Étudiantes et étudiants de L2
Dessin villas ENTPE
Formation Atelier de projet
Année universitaire 2024-2025
Site du projet Campus de Vaulx-en-Velin

L'atelier de projet « Concevoir avec l’existant » 

Cet atelier de projet se déroule durant le semestre 4 de deuxième année de licence d'architecture à l'ENSAL. Il constitue pour les étudiantes et étudiants un premier contact structuré avec la conception sur l’existant. Il les initie à :

  • la compréhension fine du contexte urbain et paysager
  • la lecture critique des bâtiments existants
  • l’articulation des enjeux patrimoniaux, d’usages et environnementaux
  • l’élaboration de stratégies d’intervention prenant en compte les dimensions techniques, spatiales, économiques et sociétales
  • la mise en forme graphique des différentes étapes du processus dans une démarche de projet attentive aux ressources déjà présentes sur le site

Les travaux réalisés en 2024-2025 dans le cadre de cet atelier de projet autour du site des « Villas ENTPE » et du thème « repenser notre campus », ont mené à une exposition dans la rue de l'ENSAL. 

Pour intégrer ces enjeux et compétences, l’atelier de projet s’appuie sur les travaux de deux laboratoires MAP-Aria et EVS-LAURe. L’articulation entre recherche et formation, souvent limitée au master, permet d’aligner l’enseignement sur les avancées scientifiques et de développer des compétences adaptées aux besoins professionnels émergents.

L'exposition de mars 2026 rassemble une sélection de relevés, de diagnostics, de scénarios programmatiques et de propositions de réhabilitation, de transformation ou d’extension. Les étudiantes et étudiants y interrogent l’usage, l’état et la valeur de l’existant afin de définir un programme compatible avec le site et ses enjeux.

 

Le site

Le Campus de Vaulx-en-Velin 

En 1975, Jacques Perrin-Fayolle, architecte lyonnais, conçoit les nouveaux bâtiments de l'École nationale des travaux publics de l'État - ENTPE sur le campus de Vaulx-en-Velin. 
En 1987, l'École nationale supérieure d'architecture de Lyon - ENSAL rejoint l'ENTPE sur le campus. En effet, cette année les architectes Françoise-Hélène Jourda et Gilles Perraudin conçoivent le bâtiment principal de l'ENSAL à Vaulx-en-Velin.

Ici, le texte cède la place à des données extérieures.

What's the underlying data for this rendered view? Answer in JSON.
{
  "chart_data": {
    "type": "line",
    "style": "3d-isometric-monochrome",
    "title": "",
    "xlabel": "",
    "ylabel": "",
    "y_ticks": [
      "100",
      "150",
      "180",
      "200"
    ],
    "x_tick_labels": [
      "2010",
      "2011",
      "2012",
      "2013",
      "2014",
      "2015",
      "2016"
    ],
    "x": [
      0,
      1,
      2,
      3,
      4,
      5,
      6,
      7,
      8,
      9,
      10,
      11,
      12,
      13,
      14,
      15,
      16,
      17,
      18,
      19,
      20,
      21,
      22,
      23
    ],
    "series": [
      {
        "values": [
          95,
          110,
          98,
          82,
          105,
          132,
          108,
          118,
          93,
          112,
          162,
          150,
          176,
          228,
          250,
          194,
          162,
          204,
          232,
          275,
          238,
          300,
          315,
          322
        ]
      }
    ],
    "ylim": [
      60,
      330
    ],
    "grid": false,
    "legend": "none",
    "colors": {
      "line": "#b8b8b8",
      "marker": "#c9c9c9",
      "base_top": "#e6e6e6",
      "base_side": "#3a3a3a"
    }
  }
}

Depuis, les deux écoles échangent et développent une stratégie de site immobilière et urbaine. Elles évaluent les potentiels de mutualisation. Ainsi, elles œuvrent pour une mise en communs des moyens via la mutualisation d'espaces pédagogiques et en faveur de la réussite étudiante et de vie de campus. 

 

Les projets

Les « Villas ENTPE »

Cheminements partagés, espaces révélés

Équipe étudiante : Carla Michel et Morgane Ciceron.

« Situées entre l’ENSAL et l’ENTPE, les villas du campus apparaissent aujourd’hui isolées, délaissées et peu fréquentées. L’intervention cherche à recréer du lien social autour d’une architecture simple, ouverte et évolutive, favorisant le partage et la rencontre.

Un parcours en brique de terre cuite relie les villas entre elles, restructure les circulations et ouvre le campus vers l’extérieur, notamment la place du marché. Ce cheminement constitue un support pour divers usages : espaces de travail partagés, lieux de détente, salles d’exposition accessibles aussi bien aux étudiants qu’aux habitants.

La brique, matériau central, crée une identité commune au site tout en apportant des qualités techniques et esthétiques (inertie thermique, jeu de transparence, ventilation  naturelle). Elle valorise le bâti existant et accompagne la transformation progressive du campus.»

 

Le foyer au cœur du lien

Équipe étudiante : Clément Tronel et Manon Ligier. 

« Notre projet se base sur la réhabilitation de quatre villas situées sur le campus universitaire de Vaulx-en-Velin. Pour attirer les étudiants et les Vaudais, nous avons pris le parti de créer une grande diagonale traversante, qui a pour but d’amener les usagers dans une promenade architecturale. Une perspective qui guide les usagers au cœur du projet, qui s’aligne sur une partie existante mais aussi sur un axe qui continue cette traversée.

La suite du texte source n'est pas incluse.